Metabolic dysfunction-associated steatotic liver disease and the heart

Abstract

The prevalence and severity of metabolic dysfunction-associated steatotic liver disease (MASLD) are increasing. Physicians who treat patients with MASLD may acknowledge the strong coincidence with cardiometabolic disease, including atherosclerotic cardiovascular disease (asCVD). This raises questions on co-occurrence, causality, and the need for screening and multidisciplinary care for MASLD in patients with asCVD, and vice versa. Here, we review the interrelations of MASLD and heart disease and formulate answers to these matters. Epidemiological studies scoring proxies for atherosclerosis and actual cardiovascular events indicate increased atherosclerosis in patients with MASLD, yet no increased risk of asCVD mortality. MASLD and asCVD share common drivers: obesity, insulin resistance and type 2 diabetes mellitus (T2DM), smoking, hypertension, and sleep apnea syndrome. In addition, Mendelian randomization studies support that MASLD may cause atherosclerosis through mixed hyperlipidemia, while such evidence is lacking for liver-derived procoagulant factors. In the more advanced fibrotic stages, MASLD may contribute to heart failure with preserved ejection fraction by reduced filling of the right ventricle, which may induce fatigue upon exertion, often mentioned by patients with MASLD. Some evidence points to an association between MASLD and cardiac arrhythmias. Regarding treatment and given the strong co-occurrence of MASLD and asCVD, pharmacotherapy in development for advanced stages of MASLD would ideally also reduce cardiovascular events, as has been demonstrated for T2DM treatments.
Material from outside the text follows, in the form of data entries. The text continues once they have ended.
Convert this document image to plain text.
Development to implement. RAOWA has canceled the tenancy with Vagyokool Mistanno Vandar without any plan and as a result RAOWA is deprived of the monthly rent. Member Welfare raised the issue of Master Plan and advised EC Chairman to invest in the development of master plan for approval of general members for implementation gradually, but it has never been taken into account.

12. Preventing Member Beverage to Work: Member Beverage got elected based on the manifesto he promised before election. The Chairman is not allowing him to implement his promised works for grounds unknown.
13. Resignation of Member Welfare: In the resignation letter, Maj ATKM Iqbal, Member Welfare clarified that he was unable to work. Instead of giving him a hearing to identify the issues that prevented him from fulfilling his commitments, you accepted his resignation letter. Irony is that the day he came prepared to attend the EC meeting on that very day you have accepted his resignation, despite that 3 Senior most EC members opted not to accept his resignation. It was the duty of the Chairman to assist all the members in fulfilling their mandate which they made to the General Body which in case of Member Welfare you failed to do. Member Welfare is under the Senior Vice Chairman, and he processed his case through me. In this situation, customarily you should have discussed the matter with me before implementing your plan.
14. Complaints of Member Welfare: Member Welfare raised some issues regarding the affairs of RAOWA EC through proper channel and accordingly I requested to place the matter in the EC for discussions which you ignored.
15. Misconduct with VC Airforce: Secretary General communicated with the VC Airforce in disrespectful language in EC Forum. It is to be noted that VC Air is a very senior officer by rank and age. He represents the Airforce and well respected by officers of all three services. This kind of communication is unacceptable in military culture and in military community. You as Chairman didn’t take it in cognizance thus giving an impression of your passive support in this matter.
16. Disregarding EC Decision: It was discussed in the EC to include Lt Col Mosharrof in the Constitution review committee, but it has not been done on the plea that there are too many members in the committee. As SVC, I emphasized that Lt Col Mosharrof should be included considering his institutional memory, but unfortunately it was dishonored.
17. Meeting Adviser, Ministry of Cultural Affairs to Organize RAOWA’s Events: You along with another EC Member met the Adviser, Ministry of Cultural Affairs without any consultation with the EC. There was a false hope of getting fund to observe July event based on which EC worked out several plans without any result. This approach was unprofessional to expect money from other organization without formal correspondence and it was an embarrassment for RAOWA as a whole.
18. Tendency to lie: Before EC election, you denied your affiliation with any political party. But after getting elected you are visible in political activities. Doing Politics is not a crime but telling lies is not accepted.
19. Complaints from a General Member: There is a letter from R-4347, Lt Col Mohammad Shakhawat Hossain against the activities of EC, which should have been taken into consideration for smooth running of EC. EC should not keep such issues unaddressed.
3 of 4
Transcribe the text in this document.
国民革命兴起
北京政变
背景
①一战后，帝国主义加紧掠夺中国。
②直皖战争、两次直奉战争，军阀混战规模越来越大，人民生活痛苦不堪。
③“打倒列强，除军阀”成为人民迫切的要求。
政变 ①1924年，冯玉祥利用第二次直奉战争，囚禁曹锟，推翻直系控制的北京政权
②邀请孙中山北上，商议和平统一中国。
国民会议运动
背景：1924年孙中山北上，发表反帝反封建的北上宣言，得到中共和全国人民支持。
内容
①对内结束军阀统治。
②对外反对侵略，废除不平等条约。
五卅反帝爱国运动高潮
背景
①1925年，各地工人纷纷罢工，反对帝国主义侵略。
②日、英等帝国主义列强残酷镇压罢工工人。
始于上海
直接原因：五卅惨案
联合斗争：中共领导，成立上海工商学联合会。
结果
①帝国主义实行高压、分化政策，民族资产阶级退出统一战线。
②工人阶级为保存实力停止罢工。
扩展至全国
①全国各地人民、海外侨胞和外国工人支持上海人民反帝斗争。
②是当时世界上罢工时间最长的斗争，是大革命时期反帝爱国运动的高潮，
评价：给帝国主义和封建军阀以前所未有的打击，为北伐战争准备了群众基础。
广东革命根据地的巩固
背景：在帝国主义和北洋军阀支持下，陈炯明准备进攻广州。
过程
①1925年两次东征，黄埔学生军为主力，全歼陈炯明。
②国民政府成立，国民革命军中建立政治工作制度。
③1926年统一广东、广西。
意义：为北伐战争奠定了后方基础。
Given the common drivers, potential causal factors and especially given the increased rate of cardiovascular events, comprehensive cardiometabolic risk management is warranted in patients with MASLD, preferably in a multidisciplinary approach.

FIGURE 1

MASLD and asCVD are both multifactorial diseases. The epidemiological relations between MASLD and asCVD are in part explained by common pathophysiological drivers occurring predominantly in the setting of obesity. Abbreviations: AGE, advanced glycation end products; AMPKα, 5’ adenosine monophosphate-activated protein kinase α; asCVD, atherosclerotic cardiovascular disease; FFA, free fatty acid; NO, nitric oxide; LPS, lipopolysaccharide; MASLD, metabolic dysfunction–associated steatotic liver disease; OSAS, obstructive sleep apnea syndrome; RAAS, renin-angiotensin-aldosterone system.

FIGURE 2

MASLD susceptibility genes can have different effects on coronary artery disease, depending on the different types of pleiotropy that can occur. When gene variants affect two or more phenotypic traits, pleiotropy occurs. Vertical pleiotropy happens when traits are further downstream in a physiological pathway and do not invalidate Mendelian randomization assumptions. SNPs that predispose to MASLD through VLDL impairment, simultaneously might lower plasma lipids and create horizontal pleiotropy, therefore invalidating Mendelian randomization assumptions. Abbreviations: FFA, free fatty acid; MASLD, metabolic dysfunction–associated steatotic liver disease; SNP, single nucleotide polymorphism.

FIGURE 3

Cardiac remodelling and MASLD have several common pathophysiological drivers and can both lead to HFpEF. Cardiac remodelling occurs through structural changes, which lead to functional alterations and, subsequently, HFpEF. MASLD leads to hepatic flow obstruction due to increased vascular resistance, resulting in preload reserve failure. Abbreviations: HFpEF, heart failurewith preserved ejection fraction; LV, left ventricle; MASLD, metabolic dysfunction–associated steatotic liver disease; RAAS, renin-angiotensin-aldosterone system; SNS, sympathetic nervous system.